For the project report click here: https://www.acus.gov/report/project-report-recommendation-84-5
States have the power to regulate many forms of conduct. Each state must have broad power to regulate in ways that it believes to be in the best interests of its citizens, subject to the limitations stated in the federal and state constitutions. The nature and magnitude of the problems that require regulatory action vary substantially among the states, and state governments are normally in a better position than the federal government to determine the types of regulations that will serve the interests of the states’ citizens. States sometimes have an incentive however, to impose regulations that advance state interests at the expense of other states’ interests or of national interests.
Federal courts have applied the Commerce Clause to limit state power to affect national interests only in those few cases where the state action clearly discriminates against interstate commerce or protects instate economic interests from out-of-state competition. Institutionally however, courts are ill-suited to attempt to limit state power to harm national interests when state regulation furthers in-state interests of one type while it simultaneously frustrates a national interest of a different type.

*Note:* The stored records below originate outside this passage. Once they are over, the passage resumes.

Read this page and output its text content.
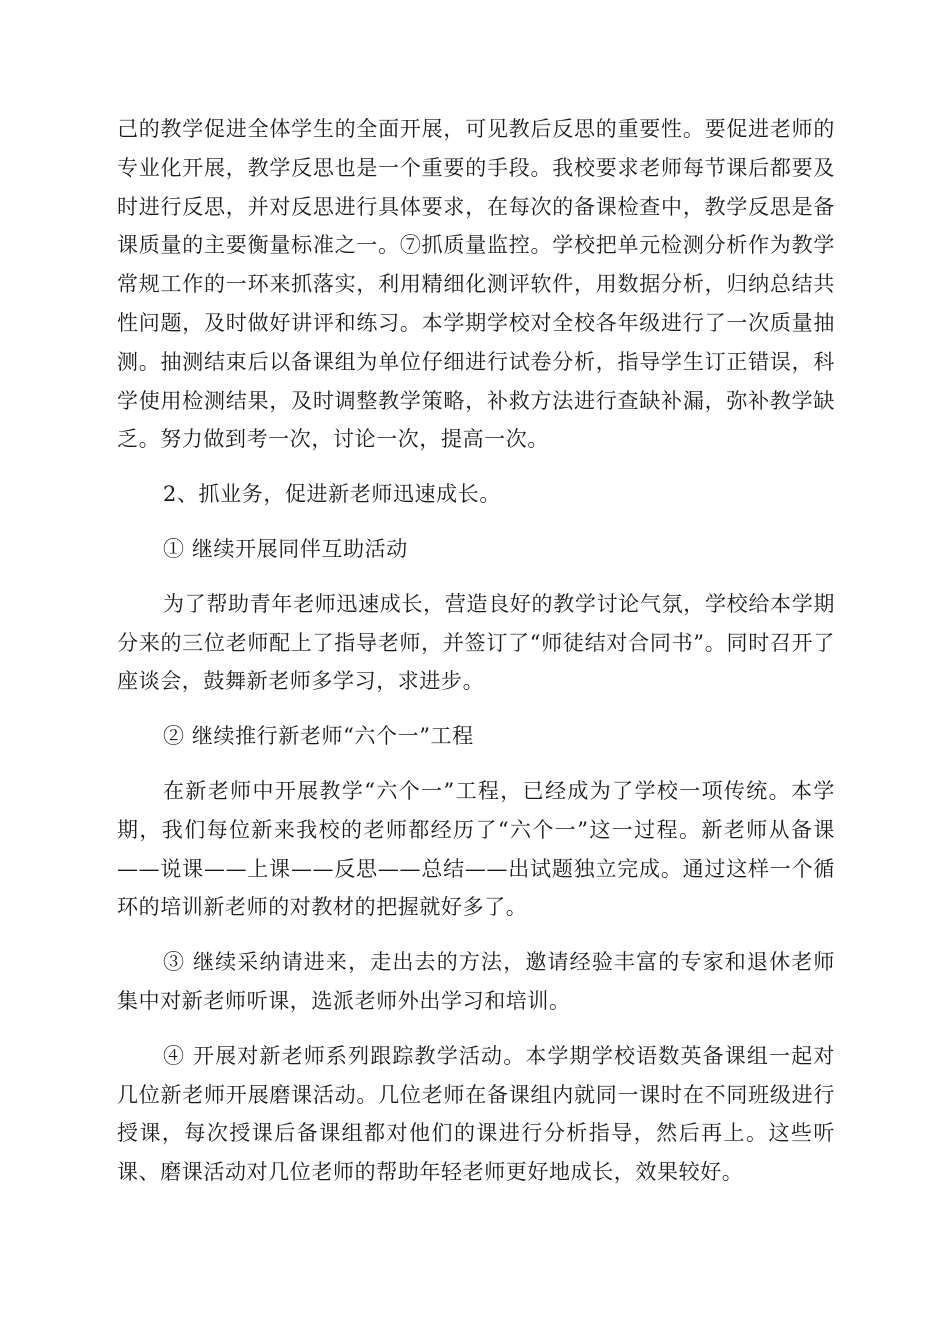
己的教学促进全体学生的全面开展，可见教后反思的重要性。要促进老师的专业化开展，教学反思也是一个重要的手段。我校要求老师每节课后都要及时进行反思，并对反思进行具体要求，在每次的备课检查中，教学反思是备课质量的主要衡量标准之一。⑦抓质量监控。学校把单元检测分析作为教学常规工作的一环来抓落实，利用精细化测评软件，用数据分析，归纳总结共性问题，及时做好讲评和练习。本学期学校对全校各年级进行了一次质量抽测。抽测结束后以备课组为单位仔细进行试卷分析，指导学生订正错误，科学使用检测结果，及时调整教学策略，补救方法进行查缺补漏，弥补教学缺乏。努力做到考一次，讨论一次，提高一次。

2、抓业务，促进新老师迅速成长。

① 继续开展同伴互助活动

为了帮助青年老师迅速成长，营造良好的教学讨论气氛，学校给本学期分来的三位老师配上了指导老师，并签订了“师徒结对合同书”。同时召开了座谈会，鼓舞新老师多学习，求进步。

② 继续推行新老师“六个一”工程

在新老师中开展教学“六个一”工程，已经成为了学校一项传统。本学期，我们每位新来我校的老师都经历了“六个一”这一过程。新老师从备课——说课——上课——反思——总结——出试题独立完成。通过这样一个循环的培训新老师的对教材的把握就好多了。

③ 继续采纳请进来，走出去的方法，邀请经验丰富的专家和退休老师集中对新老师听课，选派老师外出学习和培训。

④ 开展对新老师系列跟踪教学活动。本学期学校语数英备课组一起对几位新老师开展磨课活动。几位老师在备课组内就同一课时在不同班级进行授课，每次授课后备课组都对他们的课进行分析指导，然后再上。这些听课、磨课活动对几位老师的帮助年轻老师更好地成长，效果较好。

Congress can limit state power to harm national interests by (i) expressing in a statute a congressional intent to occupy a field completely, (ii) explicitly preempting the specific type of state regulation at issue, or (iii) imposing a Federal regulatory duty directly in conflict with a duty imposed by a state. The conflict, delay, and uncertainty of outcome that occurs when preemption questions must be resolved by the judiciary can be avoided if Congress addresses preemption issues clearly and explicitly when enacting regulatory statutes. The congressional agenda is so crowded, however, that Congress cannot be expected to consider explicitly and in detail all of the forms of state regulation that may harm the national interest. Congress experiences particular difficulty anticipating and resolving directly the many arguable conflicts between the national interest and new state regulations issued in the aftermath of a Federal decision to deregulate an area of conduct.
Because of the limited ability of Congress and the judiciary to act as checks on state regulation that harms the national interest, states possess, in practice, the power to make regulatory choices that produce net benefits within the state but that produce substantial net detriments on a national level. Without an additional Federal constraint on state regulatory power, states can be expected to regulate in this manner frequently.
Federal agencies can play a valuable role in supplementing judicial and congressional constraints on state regulation. Courts regularly affirm federal agency actions that preempt state regulations when the preemptive effect of the Federal action is no broader than can be justified by the evidence of need for preemption. Federal agencies sometimes consider preemption of a state law or regulation, however, without providing affected states notice and an opportunity to participate effectively in the agencies’ proceedings.
A Federal agency considering a regulatory action—whether to expand or reduce regulatory constraints—should be sensitive both to the need to preempt state laws that seriously disrupt the Federal program, and to the need to take into account the states’ special needs and circumstances.
1. Congress should address foreseeable preemption issues clearly and explicitly when it enacts a statute affecting regulation or deregulation of an area of conduct.
2. Each Federal agency should establish procedures to ensure consideration of the need to preempt state laws or regulations that harm federally protected interests in the areas of regulatory responsibility delegated to that agency by Congress, and each agency should clearly and explicitly address preemption issues in the course of regulatory decision-making. Particularly in the circumstances where a Federal regulatory program is being reduced or eliminated (deregulation), an agency needs to be alert to the form and magnitude of state regulation that may exist-or may be quickly adopted to fill a perceived void left by the diminished Federal regulation.
3. When a Federal agency foresees the possibility of a conflict between a state law or regulation and federally protected interests within the federal agency’s area of regulatory responsibility, the agency should, when practicable, engage in informal dialogue with state authorities in an effort to avoid such a conflict.
4. When a Federal agency proposes to act through agency adjudication or rulemaking to preempt a state law or regulation, the agency should attempt to provide all affected states, as well as other affected interests, notice and an opportunity for appropriate participation in the proceedings.